Trying to understand the use of not
and not-join
in queries.
Multiple not
Clauses
The following raises:db.error/insufficient-binding [?release] not bound in not clause
:
(d/q '[:find (count ?artist) .
:where [?artist :artist/name]
(not
[?release :release/artists ?artist]
[?release :release/year 1970])]
db
"John Lennon")
I’m trying to understand why via the description in How Not Clauses Work
:
One can understand not clauses as if they turn into subqueries where all of the variables and sources unified by the negation are propagated to the subquery. The results of the subquery are removed from the enclosing query via set difference.

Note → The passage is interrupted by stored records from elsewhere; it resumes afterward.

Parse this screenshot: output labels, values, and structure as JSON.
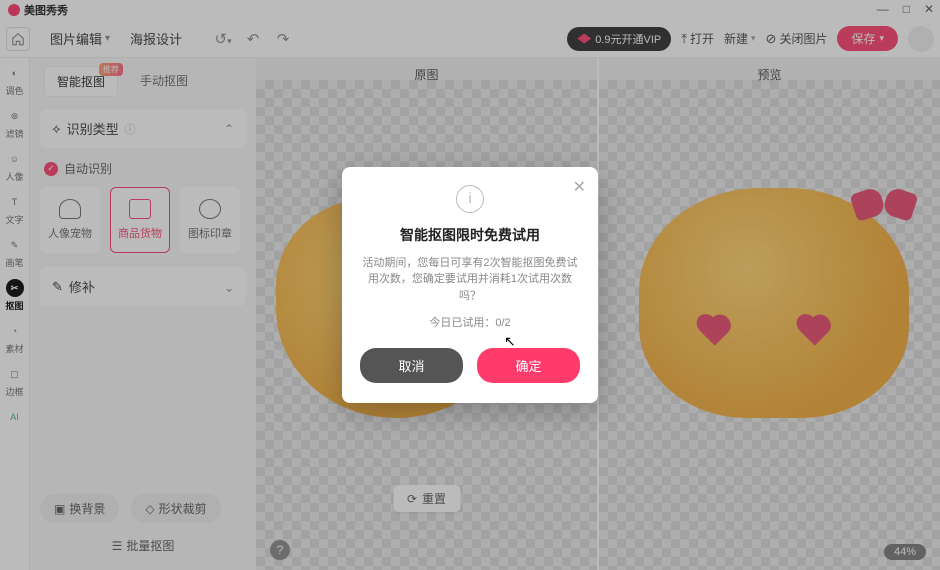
{
  "app": {
    "name": "美图秀秀"
  },
  "window_controls": {
    "min": "—",
    "max": "□",
    "close": "✕"
  },
  "toolbar": {
    "menu": {
      "edit": "图片编辑",
      "poster": "海报设计"
    },
    "history": "",
    "vip_text": "0.9元开通VIP",
    "open": "打开",
    "new": "新建",
    "close_image": "关闭图片",
    "save": "保存"
  },
  "rail": {
    "adjust": "调色",
    "filter": "滤镜",
    "portrait": "人像",
    "text": "文字",
    "brush": "画笔",
    "cutout": "抠图",
    "material": "素材",
    "frame": "边框",
    "ai": ""
  },
  "panel": {
    "tabs": {
      "smart": "智能抠图",
      "manual": "手动抠图",
      "hot": "推荐"
    },
    "section_title": "识别类型",
    "auto_detect": "自动识别",
    "types": {
      "person": "人像宠物",
      "product": "商品货物",
      "icon": "图标印章"
    },
    "edit_section": "修补",
    "change_bg": "换背景",
    "shape_crop": "形状裁剪",
    "batch": "批量抠图"
  },
  "canvas": {
    "left_label": "原图",
    "right_label": "预览",
    "reset": "重置",
    "zoom": "44%"
  },
  "modal": {
    "title": "智能抠图限时免费试用",
    "desc": "活动期间，您每日可享有2次智能抠图免费试用次数，您确定要试用并消耗1次试用次数吗？",
    "count_label": "今日已试用：",
    "count_value": "0/2",
    "cancel": "取消",
    "ok": "确定"
  }
}
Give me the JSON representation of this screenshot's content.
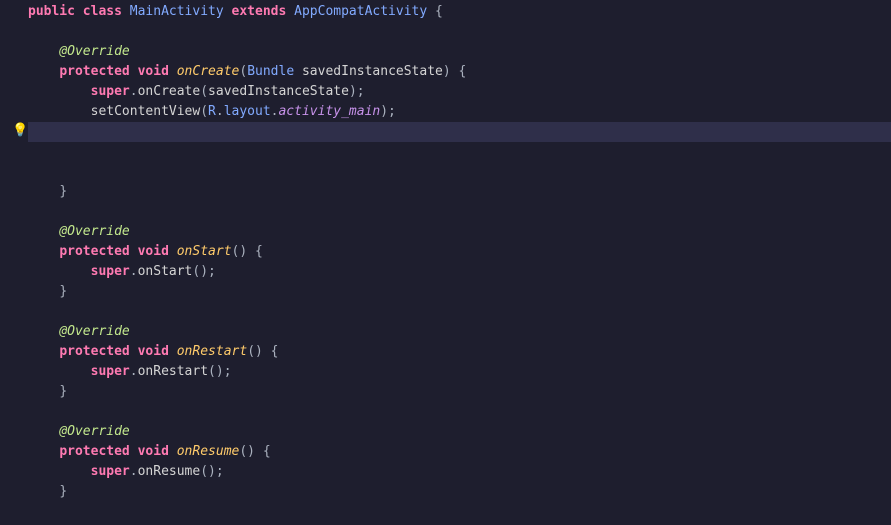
{
  "gutter": {
    "bulb_glyph": "💡"
  },
  "tokens": {
    "public": "public",
    "class": "class",
    "extends": "extends",
    "protected": "protected",
    "void": "void",
    "super": "super",
    "MainActivity": "MainActivity",
    "AppCompatActivity": "AppCompatActivity",
    "Override": "@Override",
    "onCreate": "onCreate",
    "onStart": "onStart",
    "onRestart": "onRestart",
    "onResume": "onResume",
    "Bundle": "Bundle",
    "savedInstanceState": "savedInstanceState",
    "setContentView": "setContentView",
    "R": "R",
    "layout": "layout",
    "activity_main": "activity_main",
    "lbrace": " {",
    "rbrace": "}",
    "lparen": "(",
    "rparen": ")",
    "rparen_semi": ");",
    "dot": ".",
    "empty_parens": "()",
    "space": " ",
    "indent1": "    ",
    "indent2": "        "
  }
}
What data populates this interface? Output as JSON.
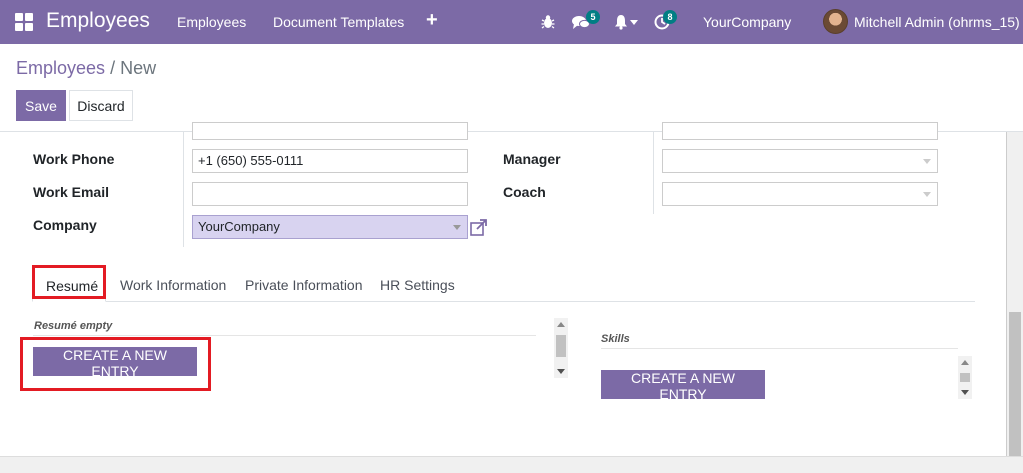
{
  "navbar": {
    "brand": "Employees",
    "menu": [
      "Employees",
      "Document Templates"
    ],
    "messages_badge": "5",
    "activities_badge": "8",
    "company": "YourCompany",
    "user": "Mitchell Admin (ohrms_15)"
  },
  "breadcrumb": {
    "parent": "Employees",
    "separator": "/",
    "current": "New"
  },
  "buttons": {
    "save": "Save",
    "discard": "Discard"
  },
  "form": {
    "work_phone_label": "Work Phone",
    "work_phone_value": "+1 (650) 555-0111",
    "work_email_label": "Work Email",
    "work_email_value": "",
    "company_label": "Company",
    "company_value": "YourCompany",
    "manager_label": "Manager",
    "manager_value": "",
    "coach_label": "Coach",
    "coach_value": ""
  },
  "tabs": [
    "Resumé",
    "Work Information",
    "Private Information",
    "HR Settings"
  ],
  "resume": {
    "empty_label": "Resumé empty",
    "create_label": "CREATE A NEW ENTRY"
  },
  "skills": {
    "title": "Skills",
    "create_label": "CREATE A NEW ENTRY"
  },
  "colors": {
    "brand": "#7c6aa6",
    "highlight": "#e31b23",
    "badge": "#017e84"
  }
}
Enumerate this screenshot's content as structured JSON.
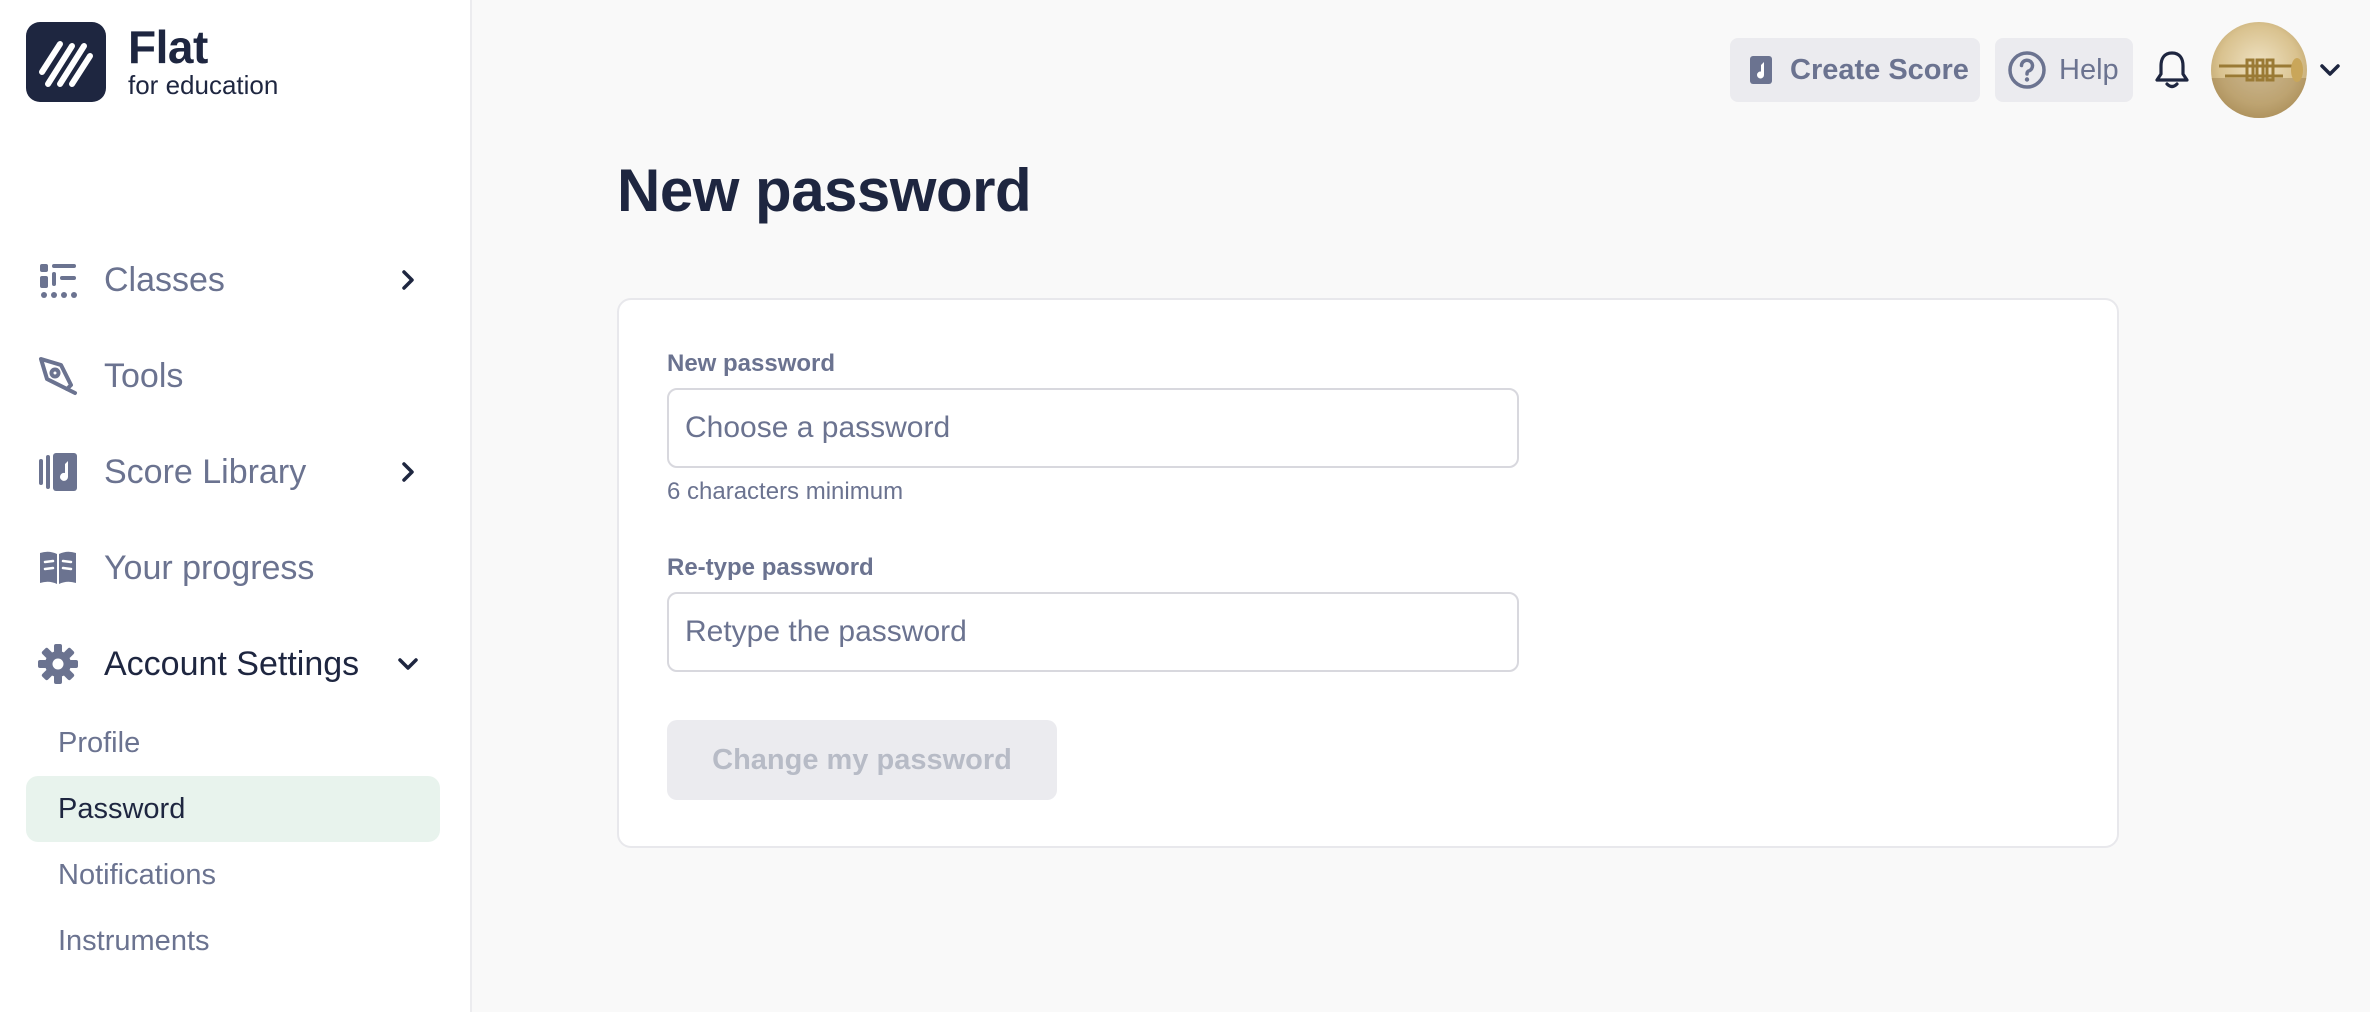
{
  "brand": {
    "name": "Flat",
    "subtitle": "for education"
  },
  "sidebar": {
    "items": [
      {
        "label": "Classes",
        "icon": "classes-icon",
        "has_chevron": true
      },
      {
        "label": "Tools",
        "icon": "tools-pen-icon",
        "has_chevron": false
      },
      {
        "label": "Score Library",
        "icon": "score-library-icon",
        "has_chevron": true
      },
      {
        "label": "Your progress",
        "icon": "book-icon",
        "has_chevron": false
      },
      {
        "label": "Account Settings",
        "icon": "gear-icon",
        "has_chevron": true,
        "expanded": true
      }
    ],
    "subitems": [
      {
        "label": "Profile"
      },
      {
        "label": "Password",
        "selected": true
      },
      {
        "label": "Notifications"
      },
      {
        "label": "Instruments"
      }
    ]
  },
  "topbar": {
    "create_score": "Create Score",
    "help": "Help"
  },
  "page": {
    "title": "New password",
    "new_password_label": "New password",
    "new_password_placeholder": "Choose a password",
    "new_password_hint": "6 characters minimum",
    "retype_label": "Re-type password",
    "retype_placeholder": "Retype the password",
    "submit": "Change my password"
  },
  "colors": {
    "brand_navy": "#1e2640",
    "muted_text": "#6b7390",
    "selected_bg": "#e8f3ed",
    "page_bg": "#f9f9f9"
  }
}
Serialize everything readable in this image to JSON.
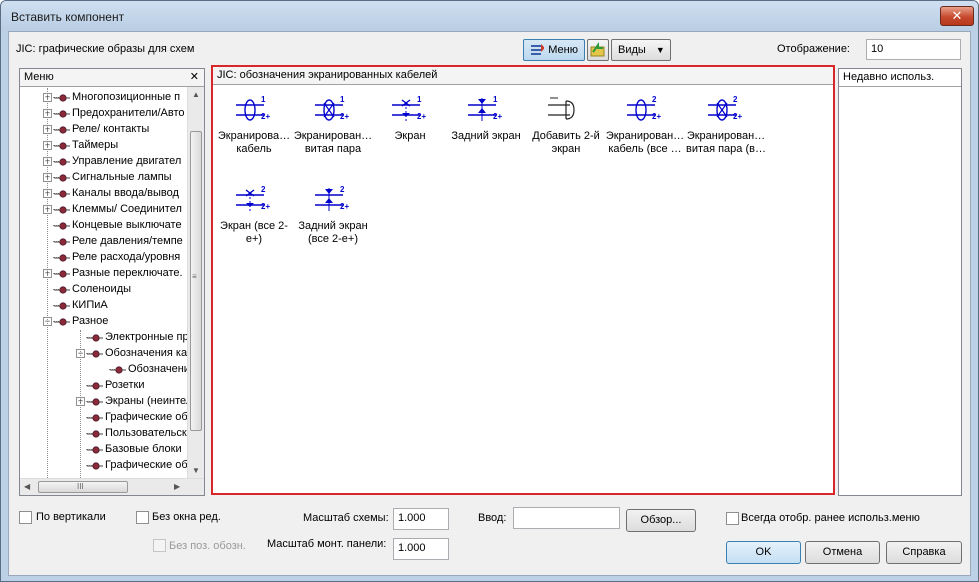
{
  "window": {
    "title": "Вставить компонент",
    "close_glyph": "✕"
  },
  "header": {
    "subtitle": "JIC: графические образы для схем",
    "menu_button": "Меню",
    "views_button": "Виды",
    "display_label": "Отображение:",
    "display_value": "10"
  },
  "menu_panel": {
    "title": "Меню",
    "close_glyph": "✕",
    "tree": [
      {
        "label": "Многопозиционные п",
        "level": 0,
        "expander": "+"
      },
      {
        "label": "Предохранители/Авто",
        "level": 0,
        "expander": "+"
      },
      {
        "label": "Реле/ контакты",
        "level": 0,
        "expander": "+"
      },
      {
        "label": "Таймеры",
        "level": 0,
        "expander": "+"
      },
      {
        "label": "Управление двигател",
        "level": 0,
        "expander": "+"
      },
      {
        "label": "Сигнальные лампы",
        "level": 0,
        "expander": "+"
      },
      {
        "label": "Каналы ввода/вывод",
        "level": 0,
        "expander": "+"
      },
      {
        "label": "Клеммы/ Соединител",
        "level": 0,
        "expander": "+"
      },
      {
        "label": "Концевые выключате",
        "level": 0,
        "expander": ""
      },
      {
        "label": "Реле давления/темпе",
        "level": 0,
        "expander": ""
      },
      {
        "label": "Реле расхода/уровня",
        "level": 0,
        "expander": ""
      },
      {
        "label": "Разные переключате.",
        "level": 0,
        "expander": "+"
      },
      {
        "label": "Соленоиды",
        "level": 0,
        "expander": ""
      },
      {
        "label": "КИПиА",
        "level": 0,
        "expander": ""
      },
      {
        "label": "Разное",
        "level": 0,
        "expander": "−"
      },
      {
        "label": "Электронные при",
        "level": 1,
        "expander": ""
      },
      {
        "label": "Обозначения кабе",
        "level": 1,
        "expander": "−"
      },
      {
        "label": "Обозначения",
        "level": 2,
        "expander": ""
      },
      {
        "label": "Розетки",
        "level": 1,
        "expander": ""
      },
      {
        "label": "Экраны (неинтелл",
        "level": 1,
        "expander": "+"
      },
      {
        "label": "Графические обра",
        "level": 1,
        "expander": ""
      },
      {
        "label": "Пользовательски",
        "level": 1,
        "expander": ""
      },
      {
        "label": "Базовые блоки",
        "level": 1,
        "expander": ""
      },
      {
        "label": "Графические обра",
        "level": 1,
        "expander": ""
      }
    ],
    "hscroll_grip": "III",
    "vscroll_grip": "≡"
  },
  "icons_panel": {
    "title": "JIC: обозначения экранированных кабелей",
    "items": [
      {
        "label": "Экранирова… кабель",
        "icon": "shielded-cable-icon",
        "n1": "1",
        "n2": "2+"
      },
      {
        "label": "Экранирован… витая пара",
        "icon": "shielded-twisted-pair-icon",
        "n1": "1",
        "n2": "2+"
      },
      {
        "label": "Экран",
        "icon": "shield-icon",
        "n1": "1",
        "n2": "2+"
      },
      {
        "label": "Задний экран",
        "icon": "back-shield-icon",
        "n1": "1",
        "n2": "2+"
      },
      {
        "label": "Добавить 2-й экран",
        "icon": "add-second-shield-icon",
        "n1": "",
        "n2": ""
      },
      {
        "label": "Экранирован… кабель (все …",
        "icon": "shielded-cable-all-icon",
        "n1": "2",
        "n2": "2+"
      },
      {
        "label": "Экранирован… витая пара (в…",
        "icon": "shielded-twisted-pair-all-icon",
        "n1": "2",
        "n2": "2+"
      },
      {
        "label": "Экран (все 2-е+)",
        "icon": "shield-all-icon",
        "n1": "2",
        "n2": "2+"
      },
      {
        "label": "Задний экран (все 2-е+)",
        "icon": "back-shield-all-icon",
        "n1": "2",
        "n2": "2+"
      }
    ],
    "accent_color": "#0000cc",
    "highlight_color": "#d9262b"
  },
  "recent_panel": {
    "title": "Недавно использ."
  },
  "footer": {
    "vertical_label": "По вертикали",
    "no_edit_window_label": "Без окна ред.",
    "no_pos_label": "Без поз. обозн.",
    "scheme_scale_label": "Масштаб схемы:",
    "scheme_scale_value": "1.000",
    "panel_scale_label": "Масштаб монт. панели:",
    "panel_scale_value": "1.000",
    "input_label": "Ввод:",
    "input_value": "",
    "browse_button": "Обзор...",
    "always_show_label": "Всегда отобр. ранее использ.меню",
    "ok_button": "OK",
    "cancel_button": "Отмена",
    "help_button": "Справка"
  }
}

Subqueries of what? Of the set of results returned by the query without the not
clause? Would it be correct to understand that because the query without the not
clause does not contain ?release
, the not
clause cannot refer to it?
not
and not-join
The following gives 4124
:
(d/q '[:find (count ?artist) .
:where [?artist :artist/name]
[?release :release/artists ?artist]
(not
[?release :release/year 1970])]
db
"John Lennon")
While this gives 3263
:
(d/q '[:find (count ?artist) .
:where [?artist :artist/name]
(not-join [?artist]
[?release :release/artists ?artist]
[?release :release/year 1970])]
db
"John Lennon")
It seems to me the two queries are the same–where do they differ?